AIG's disclosure of $165 million payments to employees of the unit that nearly bankrupted the company has drawn a backlash from the public and the threat of punitive taxes from lawmakers.
Retention bonuses AIG awarded in 2009 totaled $218 million, according to documentation obtained by the office of Connecticut Attorney General Richard Blumenthal.
"There's no reason to pay them bonuses," Greenberg, 83, who led the company for 38 years before his forced retirement in 2005, said during a luncheon in Hong Kong today. "Compensation did get out of hand in financial services."
The government's AIG rescue bill swelled to $182.5 billion from an initial $85 billion in September. The bonuses were paid less than two weeks after AIG reported a $61.7 billion loss for the fourth quarter, the largest in US corporate history.
The payments to employees of the Financial Products division, whose credit-default swap losses brought the firm to the verge of collapse, prompted the House to approve a measure on March 19 to slap a 90 percent tax on bonuses at companies receiving more than $5 billion of federal aid.
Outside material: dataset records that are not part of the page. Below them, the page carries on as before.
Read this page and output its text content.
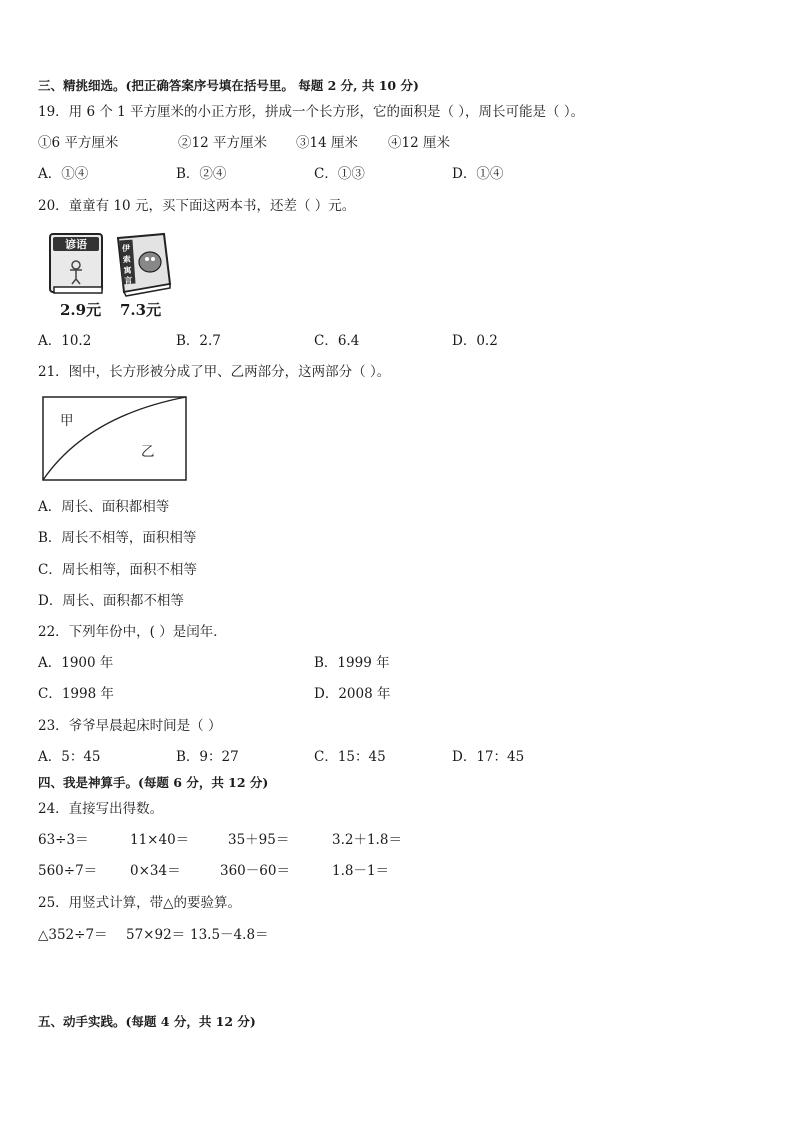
三、精挑细选。(把正确答案序号填在括号里。 每题 2 分, 共 10 分)
19．用 6 个 1 平方厘米的小正方形，拼成一个长方形，它的面积是（ ），周长可能是（ ）。
①6 平方厘米	②12 平方厘米 ③14 厘米 ④12 厘米
A．①④	B．②④	C．①③	D．①④
20．童童有 10 元，买下面这两本书，还差（ ）元。
谚语	伊
索
寓
言
2.9元 7.3元
A．10.2	B．2.7	C．6.4	D．0.2
21．图中，长方形被分成了甲、乙两部分，这两部分（ ）。
甲
乙
A．周长、面积都相等
B．周长不相等，面积相等
C．周长相等，面积不相等
D．周长、面积都不相等
22．下列年份中，( ）是闰年．
A．1900 年	B．1999 年
C．1998 年	D．2008 年
23．爷爷早晨起床时间是（ ）
A．5：45	B．9：27	C．15：45	D．17：45
四、我是神算手。(每题 6 分，共 12 分)
24．直接写出得数。
63÷3＝	11×40＝	35＋95＝	3.2＋1.8＝
560÷7＝ 0×34＝	360－60＝	1.8－1＝
25．用竖式计算，带△的要验算。
△352÷7＝ 57×92＝ 13.5－4.8＝
五、动手实践。(每题 4 分，共 12 分)
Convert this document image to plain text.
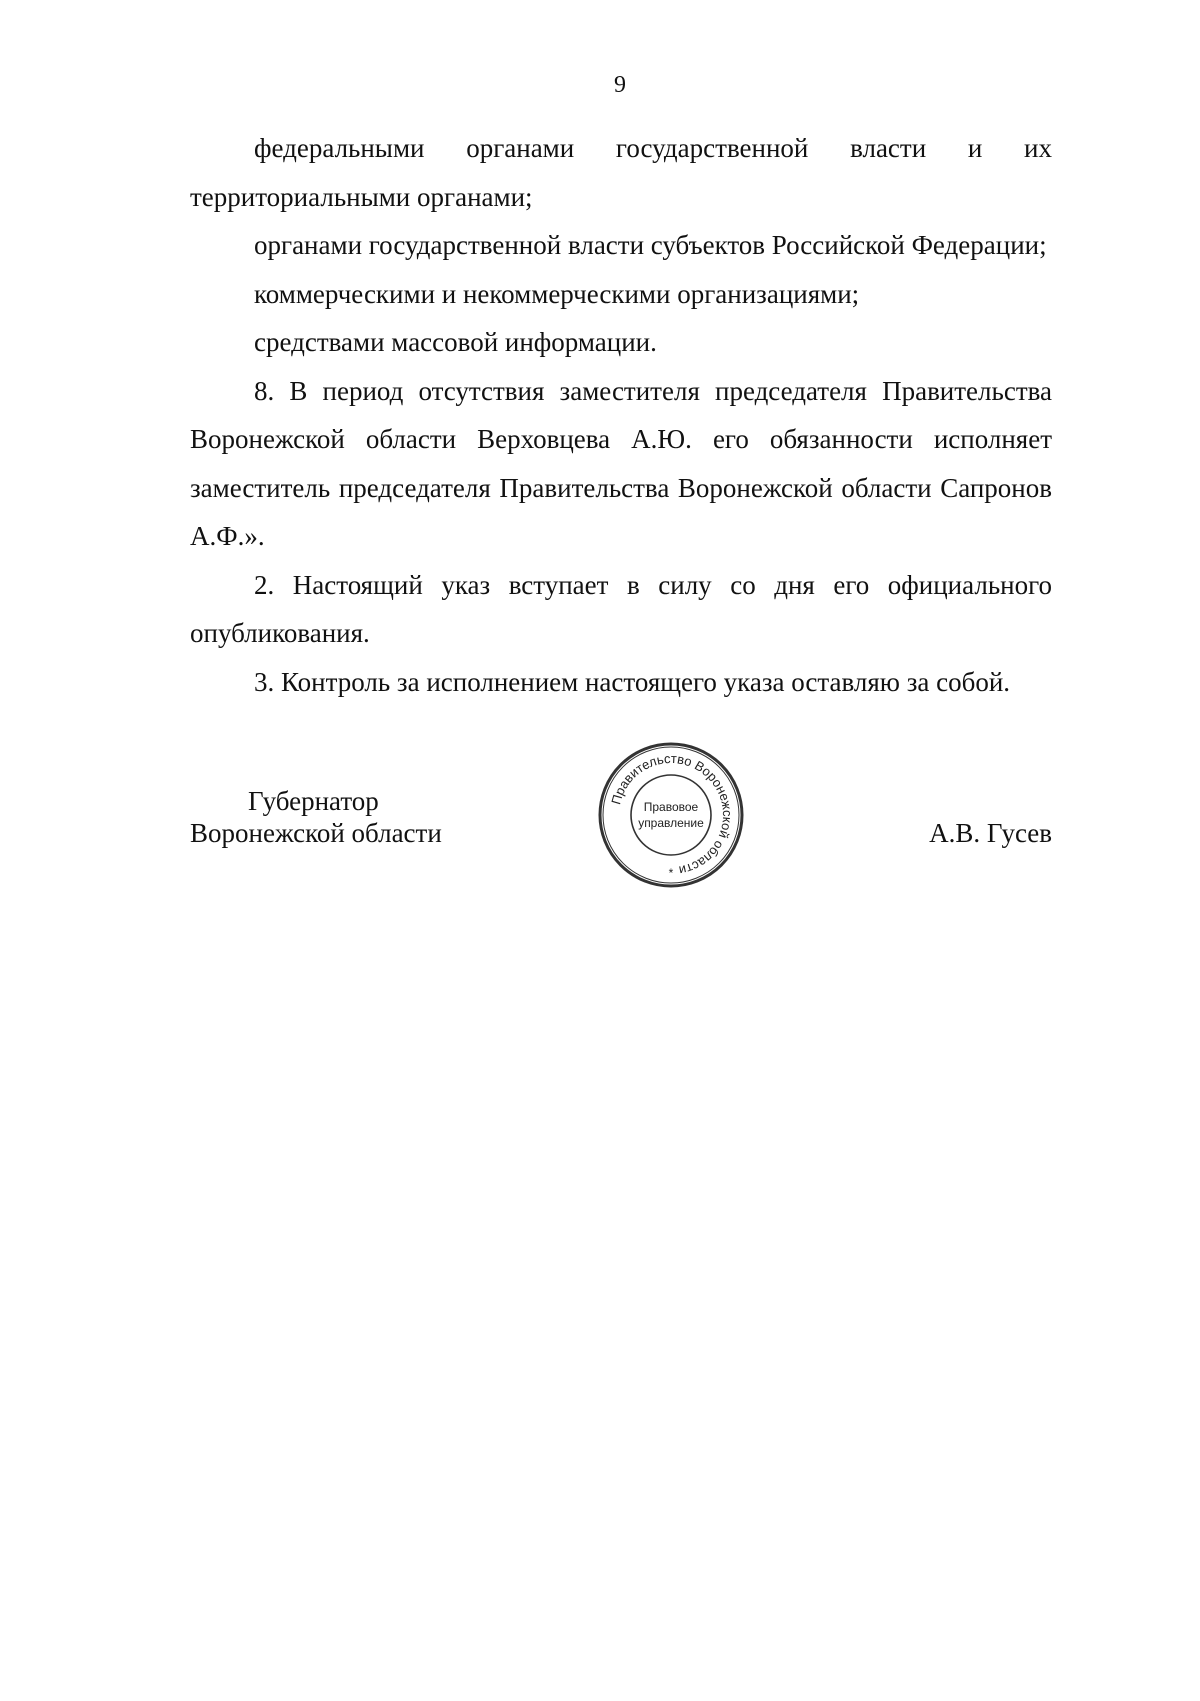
9

федеральными органами государственной власти и их территориальными органами;

органами государственной власти субъектов Российской Федерации;

коммерческими и некоммерческими организациями;

средствами массовой информации.

8. В период отсутствия заместителя председателя Правительства Воронежской области Верховцева А.Ю. его обязанности исполняет заместитель председателя Правительства Воронежской области Сапронов А.Ф.».

2. Настоящий указ вступает в силу со дня его официального опубликования.

3. Контроль за исполнением настоящего указа оставляю за собой.

Губернатор
Воронежской области
Правительство Воронежской области
Правовое
управление
*
А.В. Гусев
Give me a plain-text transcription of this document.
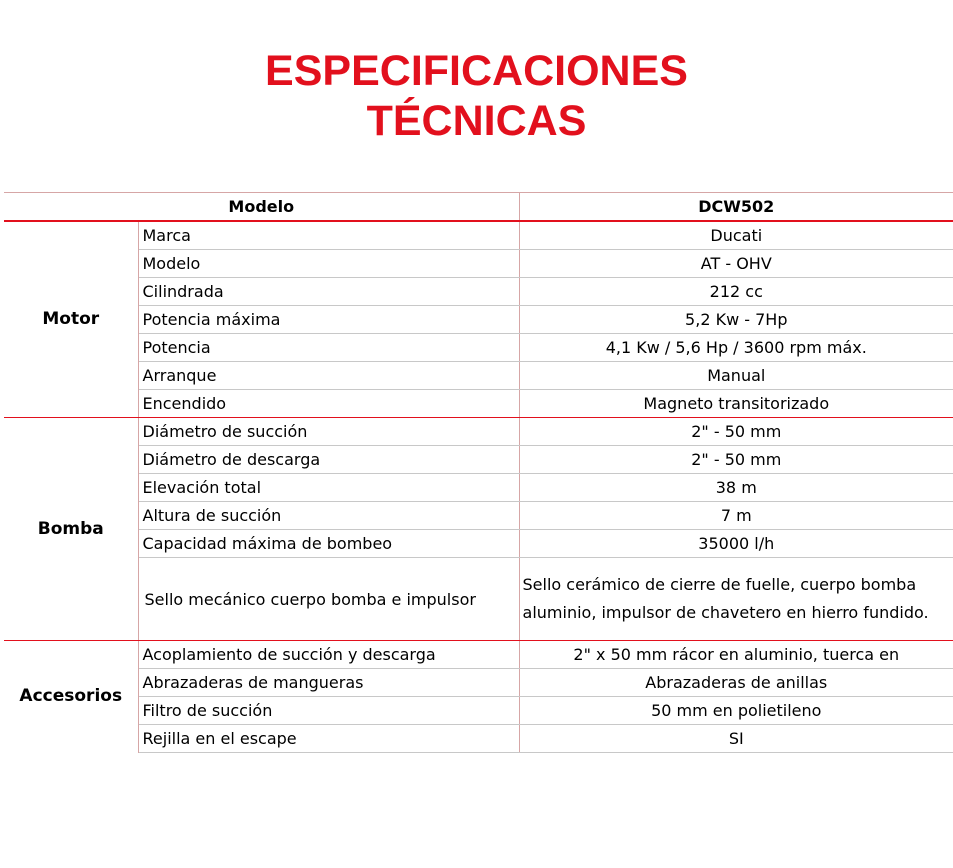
ESPECIFICACIONES
TÉCNICAS
Modelo		DCW502
Motor	Marca	Ducati
	Modelo	AT - OHV
	Cilindrada	212 cc
	Potencia máxima	5,2 Kw - 7Hp
	Potencia	4,1 Kw / 5,6 Hp / 3600 rpm máx.
	Arranque	Manual
	Encendido	Magneto transitorizado
Bomba	Diámetro de succión	2" - 50 mm
	Diámetro de descarga	2" - 50 mm
	Elevación total	38 m
	Altura de succión	7 m
	Capacidad máxima de bombeo	35000 l/h
	Sello mecánico cuerpo bomba e impulsor	Sello cerámico de cierre de fuelle, cuerpo bomba aluminio, impulsor de chavetero en hierro fundido.
Accesorios	Acoplamiento de succión y descarga	2" x 50 mm rácor en aluminio, tuerca en
	Abrazaderas de mangueras	Abrazaderas de anillas
	Filtro de succión	50 mm en polietileno
	Rejilla en el escape	SI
Greenberg said the tax bill wasn't justified.
"I don't want the government to decide what compensation ought to be," he added.
AIG chief executive officer Edward Liddy, who admitted some of his company's compensation payments were "distasteful", has asked employees paid bonuses in excess of $100,000 to repay half.
Fifteen of the top 20 bonus recipients at the AIG unit had agreed to return their bonus checks, worth a combined $30 million, Cuomo said March 24. As much as $80 million of the payments may be recouped, taking into account other employees who've agreed to return the money.
Greenberg disputed the claim that he was responsible for losses at AIG's Financial Products, which was created under his watch.
The unit "went on a spree" writing credit-default swaps in huge volumes after AIG lost its triple-A credit ratings in the wake of his departure in 2005, Greenberg said yesterday. Instead, it should have stopped writing credit-default swaps and hedged its holdings, he added.
Greenberg described the government's various AIG rescue plans as "going from one failed strategy to another".
Instead of giving AIG rescue money, the government should have guaranteed collaterals to AIG counterparties, Greenberg said. Chapter 11 bankruptcy protection for AIG should also have been considered, allowing it to renegotiate terms with counterparties, he added.
"There's only one way to pay back taxpayers, in my judgment. That is to rebuild AIG," Greenberg said. "Destroying it doesn't accomplish anything. Nobody wins."
He called on the government to convert as much of the debt into guarantees for AIG collaterals, extend loan repayment to 15 years from five years, and cut interest rates on the loans.
He also urged the government to reduce its stake to 15 percent from 79.9 percent, freeing AIG to raise private capital through a rights offering.
AIG should be given more time to sell non-essential assets when markets recover, he said.